POR FÁBIO CHAP
Paulo desistiu de acreditar em si mesmo. Ele não corre atrás. Ele nem tenta mais. Paulo sente que tá tudo difícil demais. Ele mal tira o lixo de casa. Suas asas foram podadas. De uma timidez bruta, o desemprego lhe perturba. Dorme mais horas do que deveria. Dorme mal. Sente o corpo ceder e doer.
Paulo queria não lembrar da infância. Ali foi onde tudo começou. Seu pai, enquanto descia a cintada no seu corpo costumava dizer:
“Você é um merda, moleque. Cê não vai ser nada nessa vida porque você não presta pra nada.”
Pra nada. A dor marcada por essa frase, Paulo carrega sempre. A mãe não via quando a pele do filho doía. Maria geralmente estava no trabalho, enquanto Carlos, o marido sempre desempregado, bebia e agredia o então ‘Paulinho’. Era num cantinho do quarto que ele chorava. Não conseguia fazer algo pra reagir, parar de apanhar. Que criança consegue evitar isso, não é?

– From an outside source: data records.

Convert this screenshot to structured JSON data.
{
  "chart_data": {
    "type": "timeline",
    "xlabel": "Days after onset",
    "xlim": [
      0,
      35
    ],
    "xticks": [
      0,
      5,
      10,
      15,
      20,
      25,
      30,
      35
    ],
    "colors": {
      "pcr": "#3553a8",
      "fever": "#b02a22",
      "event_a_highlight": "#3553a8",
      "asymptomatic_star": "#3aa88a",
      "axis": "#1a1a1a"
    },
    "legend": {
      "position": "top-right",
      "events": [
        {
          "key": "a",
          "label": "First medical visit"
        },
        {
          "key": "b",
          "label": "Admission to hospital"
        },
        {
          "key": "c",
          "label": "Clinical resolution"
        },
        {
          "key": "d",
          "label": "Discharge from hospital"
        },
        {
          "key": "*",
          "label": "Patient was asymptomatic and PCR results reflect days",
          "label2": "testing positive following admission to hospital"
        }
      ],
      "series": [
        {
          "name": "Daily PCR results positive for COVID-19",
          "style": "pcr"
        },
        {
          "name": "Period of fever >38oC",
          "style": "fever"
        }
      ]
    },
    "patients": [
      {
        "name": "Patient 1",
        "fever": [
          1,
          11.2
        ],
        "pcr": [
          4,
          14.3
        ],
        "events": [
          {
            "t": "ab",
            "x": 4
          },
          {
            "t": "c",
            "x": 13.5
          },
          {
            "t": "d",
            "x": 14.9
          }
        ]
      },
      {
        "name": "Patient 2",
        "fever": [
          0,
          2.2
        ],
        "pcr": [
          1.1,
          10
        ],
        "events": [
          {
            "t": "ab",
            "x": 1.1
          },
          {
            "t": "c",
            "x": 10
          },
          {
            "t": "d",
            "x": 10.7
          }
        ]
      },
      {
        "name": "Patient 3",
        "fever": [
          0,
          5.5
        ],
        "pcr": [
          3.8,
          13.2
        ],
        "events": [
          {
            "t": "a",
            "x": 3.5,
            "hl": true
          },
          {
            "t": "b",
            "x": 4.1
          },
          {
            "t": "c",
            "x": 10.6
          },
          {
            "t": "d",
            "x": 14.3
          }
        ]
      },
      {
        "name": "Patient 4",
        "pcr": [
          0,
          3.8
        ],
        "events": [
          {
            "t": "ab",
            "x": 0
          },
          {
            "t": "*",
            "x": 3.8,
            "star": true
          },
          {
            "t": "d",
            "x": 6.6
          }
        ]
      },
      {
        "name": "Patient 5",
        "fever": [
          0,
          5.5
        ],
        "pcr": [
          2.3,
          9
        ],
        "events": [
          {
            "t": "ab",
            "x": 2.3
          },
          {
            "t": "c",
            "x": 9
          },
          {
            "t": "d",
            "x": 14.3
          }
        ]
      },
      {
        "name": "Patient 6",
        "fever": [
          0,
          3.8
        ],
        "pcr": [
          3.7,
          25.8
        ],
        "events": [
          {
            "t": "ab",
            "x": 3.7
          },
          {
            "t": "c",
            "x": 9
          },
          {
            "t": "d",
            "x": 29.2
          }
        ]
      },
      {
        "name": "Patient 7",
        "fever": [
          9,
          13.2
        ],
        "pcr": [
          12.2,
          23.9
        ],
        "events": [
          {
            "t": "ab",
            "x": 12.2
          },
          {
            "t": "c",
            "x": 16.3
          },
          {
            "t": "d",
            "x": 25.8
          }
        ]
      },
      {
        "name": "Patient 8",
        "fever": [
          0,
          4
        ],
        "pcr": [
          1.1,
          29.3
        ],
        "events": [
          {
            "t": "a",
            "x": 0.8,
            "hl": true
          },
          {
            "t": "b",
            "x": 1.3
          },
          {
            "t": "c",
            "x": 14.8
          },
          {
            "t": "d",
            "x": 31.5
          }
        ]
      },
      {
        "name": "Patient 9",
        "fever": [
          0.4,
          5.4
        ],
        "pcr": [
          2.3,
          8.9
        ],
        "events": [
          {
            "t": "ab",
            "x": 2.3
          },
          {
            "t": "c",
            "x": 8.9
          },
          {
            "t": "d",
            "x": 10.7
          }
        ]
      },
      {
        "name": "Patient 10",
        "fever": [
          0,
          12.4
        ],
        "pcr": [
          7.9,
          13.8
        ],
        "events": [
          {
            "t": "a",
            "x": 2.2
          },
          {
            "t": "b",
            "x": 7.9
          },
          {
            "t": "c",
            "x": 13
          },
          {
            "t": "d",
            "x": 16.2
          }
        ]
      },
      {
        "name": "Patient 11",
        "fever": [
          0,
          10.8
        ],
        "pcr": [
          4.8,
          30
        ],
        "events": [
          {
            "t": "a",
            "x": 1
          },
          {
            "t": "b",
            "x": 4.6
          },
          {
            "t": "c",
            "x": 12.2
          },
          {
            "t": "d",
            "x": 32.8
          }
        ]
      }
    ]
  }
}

Quando trabalhou, Paulo nunca chegou atrasado. Sempre foi o funcionário mais pontual. Muito embora sua boca sempre cheirou mau. As pessoas simplesmente se afastavam sem nada dizer.
Hoje Paulo tem 37 anos. Está morando na casa da avó. Dali não consegue sair. Ela, inclusive, lhe compra o cigarro. Ela paga caro. Tá R$9,00 o maço. Com os pais não falou nunca mais. Há 5 anos não se comunica com ninguém da família, fora a avó de 79 anos.
Na única vez em que teve um relacionamento amoroso, durou 1 ano e nunca mais. Sua insegurança sempre corroeu tudo que tocou. Todos que conheceu. Paulo sente que já morreu, ao menos na alma.
A solidão dentro daquela mente transformou-se em ódio. Pela internet Paulo destila toda a sua raiva do mundo. Pra Paulo, mulheres são vagabundas. Negros, vitimistas. Gays, a escória.
Ontem mesmo Paulo riu quando ouviu Willian Waack cometer um crime. Na verdade, Paulo não criou um mundo pra si. Ele descobriu a qual mundo agora ele pertence. Escolheu o mundo dos grupos de Facebook e Whatsapp. Nesses grupos, sob um perfil verdadeiro, Paulo escreve coisas como ‘Melhor Jair se acostumando’, ‘Coisa de preto’, ‘Feminazi vagabunda!’
Nesse mundo virtual que Paulo adotou pra si, o humor e a tragédia se casam com o ódio. Ali o rancor encontra abrigo. E Paulo está decidido a ajudar a mudar o Brasil; quem sabe um dia, o mundo.
Seus traumas, seus medos, suas certezas e rancores se esquentavam no mesmo chá. Sua vida veio a se transformar numa timeline. Uma linha do tempo digital programada pra ser seu fetichizado campo de batalha.
Paulo quer mudar o mundo. Mas não põe o lixo pra fora. Paulo quer consertar a moralidade de ‘tudo que taí’, mas faz 3 meses que não arruma a própria cama.
O drama de Paulo é não ter ciência do quão pouco pode mudar o fluxo do universo e o quão gravemente pode machucar os sentimentos de outra pessoa. Assim como os seus também foram machucados por todos esses anos.
Paulo não tem ciência, mas tem raiva e ele vai cuspi-la na sua cara. Ou melhor, na sua foto de perfil.